The state Department of Public Health says the source of the tainted fruit has not yet been identified. But in a similar Canadian outbreak, people were warned not to eat the Daniella brand.

August 28, 2012|By Rebecca Trounson, Los Angeles Times
  • California public health officials say an outbreak of salmonella that has sickened 73 people in the state appears to be linked to tainted mangoes.
California public health officials say an outbreak of salmonella that…

California public health officials say an outbreak of salmonella that has sickened 73 people in the state appears to be linked to tainted mangoes.

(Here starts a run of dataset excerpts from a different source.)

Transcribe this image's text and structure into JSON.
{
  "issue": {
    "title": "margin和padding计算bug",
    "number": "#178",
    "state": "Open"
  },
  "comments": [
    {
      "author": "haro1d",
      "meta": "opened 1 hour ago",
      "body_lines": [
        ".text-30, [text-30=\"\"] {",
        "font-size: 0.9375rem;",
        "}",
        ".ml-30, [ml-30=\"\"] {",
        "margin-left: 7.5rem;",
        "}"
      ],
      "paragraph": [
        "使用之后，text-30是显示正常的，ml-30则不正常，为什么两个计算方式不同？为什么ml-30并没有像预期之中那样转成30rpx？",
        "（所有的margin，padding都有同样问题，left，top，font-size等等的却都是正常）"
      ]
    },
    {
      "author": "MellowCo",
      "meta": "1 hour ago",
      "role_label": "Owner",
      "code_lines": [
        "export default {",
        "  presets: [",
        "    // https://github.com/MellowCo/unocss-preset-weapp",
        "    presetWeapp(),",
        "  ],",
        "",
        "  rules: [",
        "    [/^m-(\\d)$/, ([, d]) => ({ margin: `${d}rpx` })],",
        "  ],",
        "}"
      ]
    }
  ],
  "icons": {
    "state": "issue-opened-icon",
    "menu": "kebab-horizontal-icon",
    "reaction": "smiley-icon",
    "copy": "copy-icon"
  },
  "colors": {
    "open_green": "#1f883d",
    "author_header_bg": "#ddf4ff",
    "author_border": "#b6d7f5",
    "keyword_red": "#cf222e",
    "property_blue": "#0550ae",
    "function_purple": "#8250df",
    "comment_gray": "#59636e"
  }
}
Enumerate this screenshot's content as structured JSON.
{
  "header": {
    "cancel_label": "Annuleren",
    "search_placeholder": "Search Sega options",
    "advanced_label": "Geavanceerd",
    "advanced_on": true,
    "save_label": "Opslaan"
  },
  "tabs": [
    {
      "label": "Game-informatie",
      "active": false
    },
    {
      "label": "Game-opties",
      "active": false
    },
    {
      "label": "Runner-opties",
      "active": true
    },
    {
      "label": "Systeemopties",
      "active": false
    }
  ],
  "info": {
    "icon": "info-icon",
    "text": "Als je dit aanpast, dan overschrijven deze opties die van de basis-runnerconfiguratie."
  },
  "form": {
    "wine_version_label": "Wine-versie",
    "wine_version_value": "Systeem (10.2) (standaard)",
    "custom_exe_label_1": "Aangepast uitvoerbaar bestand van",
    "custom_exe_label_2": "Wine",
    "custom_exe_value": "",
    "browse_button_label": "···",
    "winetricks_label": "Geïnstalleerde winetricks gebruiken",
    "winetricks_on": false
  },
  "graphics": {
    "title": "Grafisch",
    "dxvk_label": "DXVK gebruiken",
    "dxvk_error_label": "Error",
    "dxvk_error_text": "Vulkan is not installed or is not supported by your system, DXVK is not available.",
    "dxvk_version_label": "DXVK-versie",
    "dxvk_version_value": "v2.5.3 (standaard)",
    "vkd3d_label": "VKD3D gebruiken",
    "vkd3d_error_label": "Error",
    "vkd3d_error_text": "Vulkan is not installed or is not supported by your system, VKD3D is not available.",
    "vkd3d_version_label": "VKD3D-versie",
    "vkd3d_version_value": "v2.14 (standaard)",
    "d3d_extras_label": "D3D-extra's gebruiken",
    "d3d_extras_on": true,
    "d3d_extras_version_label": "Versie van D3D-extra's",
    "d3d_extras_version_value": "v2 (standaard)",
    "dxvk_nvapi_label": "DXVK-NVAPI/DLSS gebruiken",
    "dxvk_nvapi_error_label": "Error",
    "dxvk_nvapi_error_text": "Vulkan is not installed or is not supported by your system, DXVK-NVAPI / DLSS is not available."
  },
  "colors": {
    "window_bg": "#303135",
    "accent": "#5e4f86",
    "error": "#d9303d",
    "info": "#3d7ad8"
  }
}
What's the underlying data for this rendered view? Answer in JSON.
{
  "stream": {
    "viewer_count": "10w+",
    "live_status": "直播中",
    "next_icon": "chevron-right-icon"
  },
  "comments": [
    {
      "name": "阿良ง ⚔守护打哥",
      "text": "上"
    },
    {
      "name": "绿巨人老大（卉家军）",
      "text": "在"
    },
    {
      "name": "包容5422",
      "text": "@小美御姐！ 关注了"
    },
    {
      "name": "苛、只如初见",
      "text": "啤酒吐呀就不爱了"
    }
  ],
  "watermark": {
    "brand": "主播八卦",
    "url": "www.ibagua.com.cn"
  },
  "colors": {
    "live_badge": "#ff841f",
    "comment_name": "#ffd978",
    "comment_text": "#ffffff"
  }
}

The California Department of Public Health said Tuesday that the source of the tainted fruit and any affected brands have not yet been identified. But the salmonella cases in California do involve the same bacterial strain as in a recent outbreak in Canada, department spokesman Matt Conens said.

In those cases, Canadian authorities have warned people not to eat Daniella brand mangoes, which are grown in Mexico. The Canadian Food Inspection Agency said several people became ill after eating the fruit.

Of the 73 confirmed cases in California, about two-thirds of patients reported having eaten mangoes, officials said. Conens said no other details about the cases, including the ages of the victims and the severity of their illnesses, was available Tuesday.

Lola Russell, a spokeswoman with the Centers for Disease Control and Prevention in Atlanta, said several other states have also recently reported cases of salmonella Braenderup, the same type at issue in California. She said the agency is working with state health departments to investigate the outbreak.

Meanwhile, a California company that is the main U.S. distributor of Daniella mangoes has announced a voluntary recall of the fruit.

"We're trying to gather as much information as we can and get to the bottom of this," said Larry Nienkerk, owner of Burlingame-based Splendid Products, who said the company was working closely with regulatory agencies. "We're concerned about the people who've been affected."

Infection with salmonella, of which there are many types, can cause diarrhea, fever and cramping. The illness can be severe, especially in the very young, the elderly and those with compromised immune systems.